Dutton and Corvo’s notion that women are as violent as men or that most domestic violence cases are mutual assaults simply distorts the reality that any law enforcement officer, emergency room nurse or doctor, or domestic violence advocate can validate from their experiences with victims. In 1998, national statistics showed that women were the victims in nearly three out of four of the 1,830 murders attributable to intimate partners in the United States (Rennison and Wechans 2000). That year, women experienced about 900,000 violent offenses by an intimate partner, and men, 160,000. Even if there is some underreporting by men, the claim that men and women commit assaults in equal numbers and with equal severity defies common sense. It is simply untrue. We acknowledge that women use aggression and violence in intimate relationships and not always in self-defense. But we also contend that relying on family conflict studies that utilize the Conflict Tactics Study (CTS)—which simply counts acts of violence without accounting for the circumstances under which these acts occur and the size and strength of the people involved—is deceptive (Kimmel 2002). In a conflict study, a push in response to a beating would be scored as one conflict tactic for each party.
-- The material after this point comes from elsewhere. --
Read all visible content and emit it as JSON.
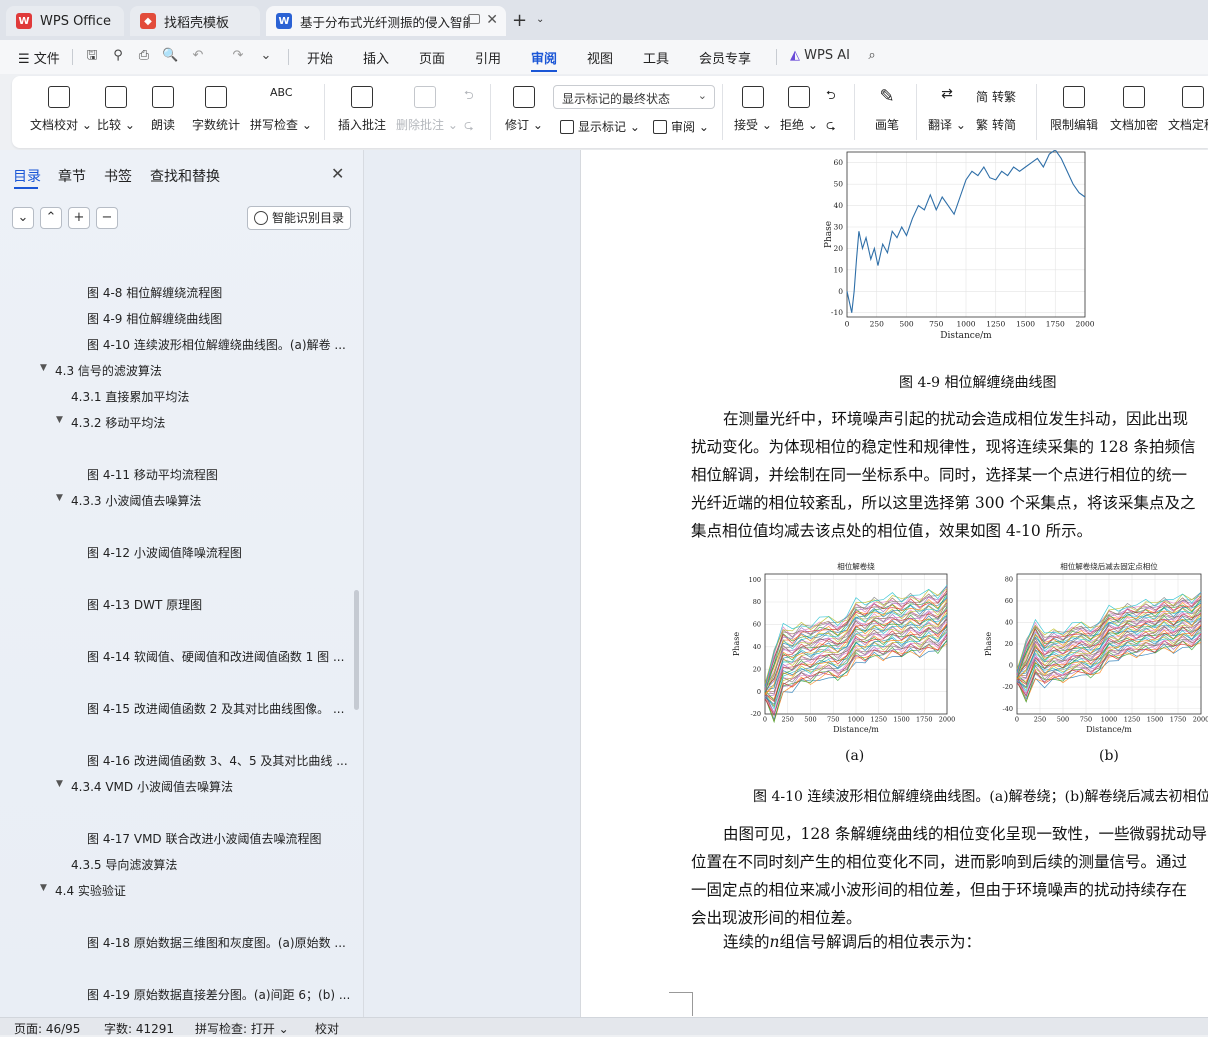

While there are women who kill their male partners for reasons other than self-defense, the numbers pale in comparison to men who kill their female partners when the female partner is trying to end an abusive relationship. In 2006, the U.S. Department of Justice reported that the number of men murdered by an intimate since 1976 had dropped by 70 percent. One third of female murder victims were killed by an intimate, while only three percent of male murder victims were killed by an intimate.
Stating that domestic violence is gender neutral is not only disingenuous, but also has serious public policy implications. How often do you read about a woman killing her husband and the couple’s children because the man is trying to leave the relationship? How many men are raped by an abusive woman as an act designed to punish or retaliate? Yet in city after city, male batterers stalk and murder their partners. Men and women use violence in very different ways, and therefore our response must be different.
*I’ve included much longer quotes than normal in this post because quoting the full response is the only way to show that they never do get around to refuting the claims Dutton and Corvo make about the nature of the model itself.